Aujourd’hui, un site qui ne prend pas en compte les différents profils de ses visiteurs, notamment ceux en situation de handicap, risque de laisser de côté une partie de son audience. Une manière efficace d’éviter ça est de concevoir son site avec une approche ascendante (bottom-up).

Le site Smashing Magazine a publié en octobre 2024 un article détaillé sur l’approche ascendante dans le design web et son impact sur l’accessibilité. Voici l’essentiel à retenir.

C’est quoi une approche bottom-up ?

La plupart du temps, les sites sont pensés de manière « top-down » (ou descendante) : on imagine d’abord le concept global, puis on le découpe en parties plus petites. L’approche « bottom-up » fait l’inverse : on part des détails les plus précis, et on construit progressivement une vision d’ensemble.

Cette façon de penser est d’ailleurs fréquente chez les personnes neuroatypiques. Là où les personnes dites « neurotypiques » réfléchissent souvent en partant du global, les personnes autistes ou avec un TDAH ont tendance à fonctionner de manière plus ascendante.

Les chercheurs distinguent d’ailleurs plusieurs types de pensée chez les personnes autistes :

  • Les penseurs visuels, qui raisonnent en images
  • Les penseurs par schémas, qui voient les liens et les structures
  • Les penseurs verbaux, qui raisonnent uniquement en mots

Ces profils montrent une préférence pour le raisonnement « bottom-up », ce qui n’est pas toujours pris en compte dans les conceptions classiques.

Un bon exemple est celui de la rédaction d’un essai.

Avec une approche descendante, on définit d’abord une idée principale, puis on rédige un plan, avant d’écrire chaque partie.

Avec une approche ascendante, on note d’abord toutes les idées au fil de l’inspiration, même désordonnées, puis on les regroupe et on les organise en un plan cohérent. On part du détail pour arriver à une vision globale.

C’est la même logique en web design.

On peut commencer par créer la mise en page d’un seul article, puis réfléchir à comment il s’intègre avec les autres pages, et ainsi construire peu à peu des catégories cohérentes.

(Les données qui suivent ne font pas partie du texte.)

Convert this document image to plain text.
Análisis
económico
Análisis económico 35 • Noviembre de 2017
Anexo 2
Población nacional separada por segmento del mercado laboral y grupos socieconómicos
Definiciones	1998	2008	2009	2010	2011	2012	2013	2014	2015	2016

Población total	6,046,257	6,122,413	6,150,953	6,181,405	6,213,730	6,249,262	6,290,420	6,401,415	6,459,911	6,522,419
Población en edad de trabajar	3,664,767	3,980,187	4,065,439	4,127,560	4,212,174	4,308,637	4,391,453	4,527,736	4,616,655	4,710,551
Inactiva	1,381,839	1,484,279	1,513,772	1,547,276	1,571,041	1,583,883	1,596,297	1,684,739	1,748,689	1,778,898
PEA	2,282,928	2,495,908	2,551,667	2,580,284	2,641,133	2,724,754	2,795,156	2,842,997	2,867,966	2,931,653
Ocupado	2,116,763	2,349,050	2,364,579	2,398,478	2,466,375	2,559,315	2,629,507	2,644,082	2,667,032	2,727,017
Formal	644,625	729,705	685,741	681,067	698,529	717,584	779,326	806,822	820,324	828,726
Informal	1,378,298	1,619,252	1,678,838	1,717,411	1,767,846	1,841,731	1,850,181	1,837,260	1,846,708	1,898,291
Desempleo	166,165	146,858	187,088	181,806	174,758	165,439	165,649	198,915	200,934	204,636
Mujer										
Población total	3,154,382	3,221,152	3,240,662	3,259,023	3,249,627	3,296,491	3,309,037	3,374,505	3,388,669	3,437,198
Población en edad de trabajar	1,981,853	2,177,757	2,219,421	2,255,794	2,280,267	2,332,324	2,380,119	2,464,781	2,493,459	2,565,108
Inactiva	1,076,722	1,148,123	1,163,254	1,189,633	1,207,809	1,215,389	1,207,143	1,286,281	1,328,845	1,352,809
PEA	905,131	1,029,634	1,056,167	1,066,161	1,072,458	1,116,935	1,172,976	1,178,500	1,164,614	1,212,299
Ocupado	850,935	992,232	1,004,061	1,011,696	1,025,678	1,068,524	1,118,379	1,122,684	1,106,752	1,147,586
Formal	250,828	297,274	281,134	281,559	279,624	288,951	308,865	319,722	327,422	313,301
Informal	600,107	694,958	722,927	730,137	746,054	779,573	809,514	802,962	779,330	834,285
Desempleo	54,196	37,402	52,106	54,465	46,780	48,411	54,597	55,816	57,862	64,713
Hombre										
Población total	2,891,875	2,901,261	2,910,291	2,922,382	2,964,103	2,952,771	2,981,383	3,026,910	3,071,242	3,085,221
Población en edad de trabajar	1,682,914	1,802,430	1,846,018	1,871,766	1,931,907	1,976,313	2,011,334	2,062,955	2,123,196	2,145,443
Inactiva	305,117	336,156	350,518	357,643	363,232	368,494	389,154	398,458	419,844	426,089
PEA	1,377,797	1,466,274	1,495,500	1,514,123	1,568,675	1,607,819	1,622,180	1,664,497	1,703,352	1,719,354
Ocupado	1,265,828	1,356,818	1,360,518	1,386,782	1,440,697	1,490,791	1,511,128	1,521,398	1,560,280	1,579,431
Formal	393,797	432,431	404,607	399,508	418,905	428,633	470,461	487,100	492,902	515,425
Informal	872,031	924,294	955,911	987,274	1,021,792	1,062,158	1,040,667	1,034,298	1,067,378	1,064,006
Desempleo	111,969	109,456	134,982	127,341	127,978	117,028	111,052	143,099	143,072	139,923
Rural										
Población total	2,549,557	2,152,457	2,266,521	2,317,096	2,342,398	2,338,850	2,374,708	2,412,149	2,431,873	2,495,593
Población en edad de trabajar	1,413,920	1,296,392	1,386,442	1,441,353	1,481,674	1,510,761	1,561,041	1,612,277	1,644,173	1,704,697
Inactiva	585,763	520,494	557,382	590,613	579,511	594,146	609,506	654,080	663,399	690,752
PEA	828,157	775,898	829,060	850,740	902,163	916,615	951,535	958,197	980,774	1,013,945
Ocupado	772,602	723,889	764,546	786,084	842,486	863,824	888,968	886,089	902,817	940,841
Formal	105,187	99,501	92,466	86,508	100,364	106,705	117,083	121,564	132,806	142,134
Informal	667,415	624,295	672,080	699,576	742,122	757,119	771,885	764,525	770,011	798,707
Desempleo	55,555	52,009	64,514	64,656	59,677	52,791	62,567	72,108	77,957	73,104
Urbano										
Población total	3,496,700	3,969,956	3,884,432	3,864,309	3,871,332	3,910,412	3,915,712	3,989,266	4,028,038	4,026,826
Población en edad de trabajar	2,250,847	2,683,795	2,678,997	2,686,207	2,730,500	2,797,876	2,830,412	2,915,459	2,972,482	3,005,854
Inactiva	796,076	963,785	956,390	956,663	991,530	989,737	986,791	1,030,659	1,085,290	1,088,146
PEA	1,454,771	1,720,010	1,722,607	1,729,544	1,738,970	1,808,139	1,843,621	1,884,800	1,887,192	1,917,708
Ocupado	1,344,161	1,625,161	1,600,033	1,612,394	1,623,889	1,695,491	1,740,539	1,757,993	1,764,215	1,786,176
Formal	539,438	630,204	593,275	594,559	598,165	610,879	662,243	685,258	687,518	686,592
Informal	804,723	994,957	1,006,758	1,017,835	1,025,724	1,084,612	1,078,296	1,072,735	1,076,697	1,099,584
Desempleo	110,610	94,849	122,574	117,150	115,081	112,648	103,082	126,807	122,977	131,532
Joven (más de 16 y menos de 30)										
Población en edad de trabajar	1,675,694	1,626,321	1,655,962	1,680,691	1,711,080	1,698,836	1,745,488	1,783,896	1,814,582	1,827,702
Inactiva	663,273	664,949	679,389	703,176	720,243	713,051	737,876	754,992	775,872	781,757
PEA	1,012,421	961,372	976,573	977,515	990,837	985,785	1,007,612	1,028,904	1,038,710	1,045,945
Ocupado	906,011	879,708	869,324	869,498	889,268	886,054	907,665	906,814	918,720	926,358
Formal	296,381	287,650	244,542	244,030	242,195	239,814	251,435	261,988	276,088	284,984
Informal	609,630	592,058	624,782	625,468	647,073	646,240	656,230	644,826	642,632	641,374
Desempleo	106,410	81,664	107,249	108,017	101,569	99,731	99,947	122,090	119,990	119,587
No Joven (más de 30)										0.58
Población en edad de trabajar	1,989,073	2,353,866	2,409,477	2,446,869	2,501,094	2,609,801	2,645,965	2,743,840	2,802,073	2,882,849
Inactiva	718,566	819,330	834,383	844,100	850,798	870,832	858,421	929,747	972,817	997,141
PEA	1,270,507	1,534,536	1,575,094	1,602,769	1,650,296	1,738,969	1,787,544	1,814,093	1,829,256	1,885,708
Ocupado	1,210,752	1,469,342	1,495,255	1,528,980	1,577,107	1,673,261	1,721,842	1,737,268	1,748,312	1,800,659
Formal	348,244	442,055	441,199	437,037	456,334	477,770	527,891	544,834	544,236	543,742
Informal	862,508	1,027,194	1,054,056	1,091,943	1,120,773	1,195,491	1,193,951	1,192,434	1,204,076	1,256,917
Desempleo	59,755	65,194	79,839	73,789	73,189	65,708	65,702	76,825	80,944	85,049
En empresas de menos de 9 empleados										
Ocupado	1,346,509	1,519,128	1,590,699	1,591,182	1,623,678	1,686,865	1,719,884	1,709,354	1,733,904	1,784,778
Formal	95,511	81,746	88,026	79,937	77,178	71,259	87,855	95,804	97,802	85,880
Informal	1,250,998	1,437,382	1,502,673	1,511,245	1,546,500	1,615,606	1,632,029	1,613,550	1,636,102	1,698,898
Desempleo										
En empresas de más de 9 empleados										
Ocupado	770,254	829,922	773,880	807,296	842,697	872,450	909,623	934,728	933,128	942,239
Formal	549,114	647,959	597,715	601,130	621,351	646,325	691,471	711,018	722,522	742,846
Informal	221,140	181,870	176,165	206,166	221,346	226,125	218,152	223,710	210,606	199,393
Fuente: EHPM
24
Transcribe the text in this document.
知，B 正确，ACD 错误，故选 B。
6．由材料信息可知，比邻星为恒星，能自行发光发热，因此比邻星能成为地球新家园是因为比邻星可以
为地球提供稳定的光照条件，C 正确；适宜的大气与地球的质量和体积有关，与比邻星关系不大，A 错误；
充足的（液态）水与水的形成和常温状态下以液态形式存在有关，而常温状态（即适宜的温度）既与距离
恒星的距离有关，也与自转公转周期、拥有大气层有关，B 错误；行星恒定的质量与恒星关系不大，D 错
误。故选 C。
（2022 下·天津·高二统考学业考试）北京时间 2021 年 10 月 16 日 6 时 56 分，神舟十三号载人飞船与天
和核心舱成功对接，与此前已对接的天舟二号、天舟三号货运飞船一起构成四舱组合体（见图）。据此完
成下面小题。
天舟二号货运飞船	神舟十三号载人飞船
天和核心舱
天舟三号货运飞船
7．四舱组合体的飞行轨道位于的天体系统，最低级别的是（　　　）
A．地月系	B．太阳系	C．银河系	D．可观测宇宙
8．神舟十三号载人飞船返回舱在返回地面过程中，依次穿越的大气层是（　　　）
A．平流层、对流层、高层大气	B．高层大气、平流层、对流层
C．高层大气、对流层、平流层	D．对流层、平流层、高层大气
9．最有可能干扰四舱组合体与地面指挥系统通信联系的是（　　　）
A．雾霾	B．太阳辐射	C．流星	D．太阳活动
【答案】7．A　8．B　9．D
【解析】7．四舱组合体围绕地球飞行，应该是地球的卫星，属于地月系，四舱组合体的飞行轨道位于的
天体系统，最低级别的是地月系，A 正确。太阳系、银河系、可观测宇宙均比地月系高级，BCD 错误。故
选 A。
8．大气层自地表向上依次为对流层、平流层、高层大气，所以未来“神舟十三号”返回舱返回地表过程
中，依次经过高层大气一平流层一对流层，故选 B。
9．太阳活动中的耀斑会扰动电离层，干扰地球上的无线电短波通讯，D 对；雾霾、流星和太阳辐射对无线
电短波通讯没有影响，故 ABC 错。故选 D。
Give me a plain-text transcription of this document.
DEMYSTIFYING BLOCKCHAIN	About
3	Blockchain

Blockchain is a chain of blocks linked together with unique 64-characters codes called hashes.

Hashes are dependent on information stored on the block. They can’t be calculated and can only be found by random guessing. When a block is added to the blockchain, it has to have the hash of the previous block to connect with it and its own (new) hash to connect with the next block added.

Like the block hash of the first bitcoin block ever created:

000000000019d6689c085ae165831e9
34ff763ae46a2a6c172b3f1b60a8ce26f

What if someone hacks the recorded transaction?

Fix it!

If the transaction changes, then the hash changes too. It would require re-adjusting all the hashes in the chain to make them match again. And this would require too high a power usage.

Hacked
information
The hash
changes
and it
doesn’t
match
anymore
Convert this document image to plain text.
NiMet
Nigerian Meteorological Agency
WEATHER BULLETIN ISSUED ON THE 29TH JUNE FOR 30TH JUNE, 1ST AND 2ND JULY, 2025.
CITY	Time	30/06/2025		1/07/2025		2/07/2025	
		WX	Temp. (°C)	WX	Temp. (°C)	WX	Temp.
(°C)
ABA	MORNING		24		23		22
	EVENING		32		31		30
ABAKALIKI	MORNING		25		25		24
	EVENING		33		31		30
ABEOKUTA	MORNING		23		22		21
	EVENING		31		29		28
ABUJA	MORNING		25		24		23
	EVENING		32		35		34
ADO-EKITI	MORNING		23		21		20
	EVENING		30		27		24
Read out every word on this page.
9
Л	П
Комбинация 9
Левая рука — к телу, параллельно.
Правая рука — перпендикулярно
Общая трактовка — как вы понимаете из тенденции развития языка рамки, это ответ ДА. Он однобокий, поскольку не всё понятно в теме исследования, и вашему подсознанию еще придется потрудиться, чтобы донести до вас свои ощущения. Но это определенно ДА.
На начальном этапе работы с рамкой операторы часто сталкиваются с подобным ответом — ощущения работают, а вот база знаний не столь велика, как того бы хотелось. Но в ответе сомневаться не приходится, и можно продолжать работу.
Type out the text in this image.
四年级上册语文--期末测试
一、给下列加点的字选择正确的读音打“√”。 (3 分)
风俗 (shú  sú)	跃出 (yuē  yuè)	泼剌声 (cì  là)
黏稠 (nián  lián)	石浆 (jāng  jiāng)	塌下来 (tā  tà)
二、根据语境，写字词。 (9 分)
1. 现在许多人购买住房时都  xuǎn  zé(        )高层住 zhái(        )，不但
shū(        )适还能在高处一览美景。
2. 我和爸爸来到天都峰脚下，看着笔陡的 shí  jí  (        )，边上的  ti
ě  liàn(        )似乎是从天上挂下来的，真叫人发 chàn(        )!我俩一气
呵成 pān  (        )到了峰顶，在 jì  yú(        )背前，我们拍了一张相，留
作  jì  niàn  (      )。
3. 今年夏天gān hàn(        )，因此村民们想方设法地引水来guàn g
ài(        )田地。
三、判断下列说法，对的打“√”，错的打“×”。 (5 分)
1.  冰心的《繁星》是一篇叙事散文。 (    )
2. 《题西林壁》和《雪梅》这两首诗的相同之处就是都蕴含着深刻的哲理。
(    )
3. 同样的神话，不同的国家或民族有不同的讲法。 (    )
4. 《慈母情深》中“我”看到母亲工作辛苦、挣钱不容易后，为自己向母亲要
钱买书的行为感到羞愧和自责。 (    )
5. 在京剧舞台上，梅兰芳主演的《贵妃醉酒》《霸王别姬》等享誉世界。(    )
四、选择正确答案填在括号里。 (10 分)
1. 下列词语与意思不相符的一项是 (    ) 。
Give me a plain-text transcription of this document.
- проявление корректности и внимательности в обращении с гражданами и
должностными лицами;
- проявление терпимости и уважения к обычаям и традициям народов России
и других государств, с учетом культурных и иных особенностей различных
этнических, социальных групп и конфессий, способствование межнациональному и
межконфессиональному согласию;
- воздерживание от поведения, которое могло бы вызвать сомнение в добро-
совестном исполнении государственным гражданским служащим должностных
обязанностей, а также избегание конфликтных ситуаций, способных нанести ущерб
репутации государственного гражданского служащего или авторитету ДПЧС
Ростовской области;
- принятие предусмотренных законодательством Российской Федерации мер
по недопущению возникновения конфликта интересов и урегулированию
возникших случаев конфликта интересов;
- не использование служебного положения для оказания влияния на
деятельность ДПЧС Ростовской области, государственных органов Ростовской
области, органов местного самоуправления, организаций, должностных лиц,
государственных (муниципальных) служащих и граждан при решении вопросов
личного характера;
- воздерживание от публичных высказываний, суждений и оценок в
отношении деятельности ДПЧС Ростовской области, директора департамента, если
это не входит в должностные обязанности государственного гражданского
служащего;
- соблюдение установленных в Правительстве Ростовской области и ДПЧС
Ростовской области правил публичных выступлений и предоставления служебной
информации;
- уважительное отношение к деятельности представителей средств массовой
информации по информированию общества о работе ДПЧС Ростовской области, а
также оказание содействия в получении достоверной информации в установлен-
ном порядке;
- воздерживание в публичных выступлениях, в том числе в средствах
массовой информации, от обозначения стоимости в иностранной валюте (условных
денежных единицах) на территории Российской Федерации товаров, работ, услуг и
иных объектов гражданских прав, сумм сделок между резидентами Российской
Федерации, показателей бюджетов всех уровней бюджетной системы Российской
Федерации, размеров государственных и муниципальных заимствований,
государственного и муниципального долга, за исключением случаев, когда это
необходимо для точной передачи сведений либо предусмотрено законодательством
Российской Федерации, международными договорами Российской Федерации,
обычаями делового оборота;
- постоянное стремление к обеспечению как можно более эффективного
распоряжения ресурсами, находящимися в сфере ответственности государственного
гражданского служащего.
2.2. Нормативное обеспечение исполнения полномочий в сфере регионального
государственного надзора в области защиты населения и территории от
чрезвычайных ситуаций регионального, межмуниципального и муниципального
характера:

On peut aussi aller plus loin dans les détails : par exemple, placer un menu tout en bas d’un site mobile pour qu’il soit plus facile à atteindre avec le pouce, puis concevoir un menu déroulant adapté à ce positionnement. Ce choix initial influence ensuite l’organisation générale du site.

Dans tous les cas, cette méthode consiste à identifier les petits obstacles que les utilisateurs pourraient rencontrer, et à les corriger un par un, avant de penser au « grand design ».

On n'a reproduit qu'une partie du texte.